Following the withdrawal of eKYC as a KYC method available to NBFCs (which was a result of the Supreme Court decision in the Aadhaar case), customer on-boarding costs have become a significant concern. While the Video KYC framework does to a large extent, solve for this problem, there is still an ask from the digital lending community that NBFCs be allowed to use Aadhaar based eKYC given that Aadhaar based eKYC is one of the most cost-effective and convenient methods to onboard customers. Given the stresses triggered by COVID-19, lowering costs of operations becomes an even more important objective, and the regulators should evaluate extending the use of eKYC to digital lenders and other NBFCs.

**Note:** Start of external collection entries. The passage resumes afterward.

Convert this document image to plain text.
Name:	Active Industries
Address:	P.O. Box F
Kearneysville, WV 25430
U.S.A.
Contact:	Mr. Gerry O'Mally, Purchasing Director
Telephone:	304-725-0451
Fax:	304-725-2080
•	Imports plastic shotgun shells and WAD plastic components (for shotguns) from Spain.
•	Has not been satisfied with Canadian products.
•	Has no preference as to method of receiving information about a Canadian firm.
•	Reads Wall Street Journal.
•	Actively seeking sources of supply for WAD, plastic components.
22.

Many digital lenders use non-conventional models to identify customers and assess credit risk relying to a large extent on big data analytics and artificial intelligence. Given the disruption caused by COVID- 19 to businesses, cash flow of borrower groups and the economy as a whole, digital lenders may need to adapt their models to assess COVID-19 linked specific credit risk.
The digital lending community has come into sharp focus recently linked to a few players adopting aggressive recovery strategies and inadequate disclosure re: loan terms. The RBI, on June 24 2020, released a Fair Practices Code requiring all digital lenders to comply with certain standards in loan disbursement and recovery procedures. As it responds to the COVID-19 effects on doing business, the digital lending community will also need to evolve a code of conduct to “check” bad behaviour by certain players and demonstrate to the regulator that it is committed to a fair and transparent digital lending business model.